Quote from spooz_trader1:
Spyder (and others),
My Up channel for 5/25 am is a bit different than yours
Spyder and PointOne,Quote from Spydertrader:
Based on your channels you have an FBO followed by a second FTT. Your up channel differs from mine because it doesn't take into account the previous day carryover channel (Thick Green lines on my chart snip).
- Spydertrader
Quote from spooz_trader1:
Yep, I figured your green up channel was CO. I'm just trying to apply the "flaw" rule (occur in dominants) using my up channel.
Quote from spooz_trader1:
I'm probably over-analyzing this but I felt pretty comfortable about my channels, especially the up channel, textbook IMO.
Quote from Spydertrader:
Not Quite. Neither of the bars represent stalls. Together, both of the bars create a retrace (red tape) of a traverse (thick blue) of a channel (thick red). Please note how the red volume bar at 14:25 continues to exceed the levels of the black volume bars prior to it (i.e. Increasing Red still holds dominance).
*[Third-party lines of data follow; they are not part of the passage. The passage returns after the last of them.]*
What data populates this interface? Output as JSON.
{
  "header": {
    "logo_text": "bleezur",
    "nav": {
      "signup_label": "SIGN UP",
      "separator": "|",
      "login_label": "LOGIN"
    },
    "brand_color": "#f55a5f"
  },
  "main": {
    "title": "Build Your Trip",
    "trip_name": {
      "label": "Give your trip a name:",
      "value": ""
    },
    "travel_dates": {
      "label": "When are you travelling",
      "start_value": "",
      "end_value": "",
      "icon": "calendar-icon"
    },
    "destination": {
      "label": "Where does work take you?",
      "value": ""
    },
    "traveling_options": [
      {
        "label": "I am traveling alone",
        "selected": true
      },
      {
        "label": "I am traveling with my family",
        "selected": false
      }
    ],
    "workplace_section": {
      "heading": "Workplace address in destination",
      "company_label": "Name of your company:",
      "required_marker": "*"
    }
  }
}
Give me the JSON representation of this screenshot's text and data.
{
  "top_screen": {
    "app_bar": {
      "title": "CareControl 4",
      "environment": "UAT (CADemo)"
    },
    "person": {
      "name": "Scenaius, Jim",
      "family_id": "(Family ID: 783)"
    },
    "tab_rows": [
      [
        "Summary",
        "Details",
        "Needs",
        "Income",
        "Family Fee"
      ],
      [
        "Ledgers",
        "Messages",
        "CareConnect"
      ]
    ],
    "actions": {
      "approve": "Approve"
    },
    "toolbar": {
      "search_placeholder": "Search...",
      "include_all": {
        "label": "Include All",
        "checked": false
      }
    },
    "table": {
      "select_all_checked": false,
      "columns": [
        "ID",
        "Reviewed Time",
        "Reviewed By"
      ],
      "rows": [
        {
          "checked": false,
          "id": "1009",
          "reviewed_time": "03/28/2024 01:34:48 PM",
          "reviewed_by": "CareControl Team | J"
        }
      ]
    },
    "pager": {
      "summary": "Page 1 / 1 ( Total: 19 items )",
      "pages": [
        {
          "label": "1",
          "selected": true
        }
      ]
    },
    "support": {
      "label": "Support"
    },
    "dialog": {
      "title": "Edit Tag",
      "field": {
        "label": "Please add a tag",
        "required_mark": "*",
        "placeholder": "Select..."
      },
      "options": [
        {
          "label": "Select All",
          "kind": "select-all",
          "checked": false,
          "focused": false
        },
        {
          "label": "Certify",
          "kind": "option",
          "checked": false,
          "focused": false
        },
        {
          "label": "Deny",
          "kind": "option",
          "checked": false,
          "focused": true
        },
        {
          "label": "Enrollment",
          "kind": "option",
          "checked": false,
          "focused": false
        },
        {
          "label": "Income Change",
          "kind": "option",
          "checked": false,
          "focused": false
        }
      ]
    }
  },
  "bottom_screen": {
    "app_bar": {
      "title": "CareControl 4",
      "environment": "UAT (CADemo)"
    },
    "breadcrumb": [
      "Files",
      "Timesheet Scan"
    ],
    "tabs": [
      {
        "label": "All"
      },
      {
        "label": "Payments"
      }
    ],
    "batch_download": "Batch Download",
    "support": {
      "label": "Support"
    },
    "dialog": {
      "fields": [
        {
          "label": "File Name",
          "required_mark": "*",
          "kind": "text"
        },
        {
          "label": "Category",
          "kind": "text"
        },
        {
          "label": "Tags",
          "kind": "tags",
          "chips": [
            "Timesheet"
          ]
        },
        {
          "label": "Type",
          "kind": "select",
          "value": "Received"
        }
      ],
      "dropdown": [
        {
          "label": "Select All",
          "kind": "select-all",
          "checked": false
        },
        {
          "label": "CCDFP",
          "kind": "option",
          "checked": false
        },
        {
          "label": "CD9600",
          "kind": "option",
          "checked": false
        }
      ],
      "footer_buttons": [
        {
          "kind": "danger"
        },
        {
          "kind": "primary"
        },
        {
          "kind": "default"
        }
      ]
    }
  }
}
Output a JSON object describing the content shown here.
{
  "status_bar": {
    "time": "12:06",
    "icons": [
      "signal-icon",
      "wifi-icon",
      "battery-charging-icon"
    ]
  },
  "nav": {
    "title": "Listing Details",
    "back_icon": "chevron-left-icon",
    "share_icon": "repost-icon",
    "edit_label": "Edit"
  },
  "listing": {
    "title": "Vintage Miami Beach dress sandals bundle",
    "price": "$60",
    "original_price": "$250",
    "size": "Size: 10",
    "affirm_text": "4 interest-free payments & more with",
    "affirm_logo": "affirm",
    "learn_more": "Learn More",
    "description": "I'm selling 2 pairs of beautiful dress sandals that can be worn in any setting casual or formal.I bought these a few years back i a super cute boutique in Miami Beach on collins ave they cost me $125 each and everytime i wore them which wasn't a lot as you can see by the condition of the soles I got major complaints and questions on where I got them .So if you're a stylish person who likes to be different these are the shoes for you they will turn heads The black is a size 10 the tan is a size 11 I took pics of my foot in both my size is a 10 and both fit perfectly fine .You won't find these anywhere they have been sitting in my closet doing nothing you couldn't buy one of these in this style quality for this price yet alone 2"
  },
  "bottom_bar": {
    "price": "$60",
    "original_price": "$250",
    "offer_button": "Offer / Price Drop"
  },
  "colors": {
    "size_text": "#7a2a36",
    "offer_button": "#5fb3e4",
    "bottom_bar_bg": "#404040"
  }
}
As such, the first red bar forms a Volatility Expansion (or a Left Trend Line Bounce - depending on how one draws in their channel lines). The second red bar creates an FBO of the Traverse (and a Volatility Expansion of a tape). Such detail represents trading at a much finer resolution level (in this case, limbs and leaves) than one should normally monitor at a Beginner Level. If one has chosen to head further down the rabbit hole before obtaining the necessary experience to do so, then one has far greater concerns than differentiating between 'types' of flaws.
In the original posting of this chart, I avoided annotating the finer resolution levels in an effort to dissuade others from heading down the rabbit hole too quickly. Just as FTT's do not exist on every bar, so too do we see relatively few flaws throughout the day. At this resolution level, we do not need to know the subtle differences between each particular type of flaw. We simply need to know what happens after an FTT, and when to anticipate the likelihood of flaws developing (Volume provides the clue). When what happens next doesn't begin to materialize in a timely fashion, we know we must have a flaw. Learn to differentiate flaws from FTT's and it won't matter what type of flaw you see. As I pointed out several times in the beginning of this Journal, developing the ability to quickly recognize errors made during observation allows the trader to wash, or better yet, profit from, their errors (thinking FTT when one actually has a flaw). By focusing on the differences between flaws and FTT's (and given some time and experience) you'll 'see' on your own the subtle differences between flaws as they develop on the price charts.
I hope you find the above information useful.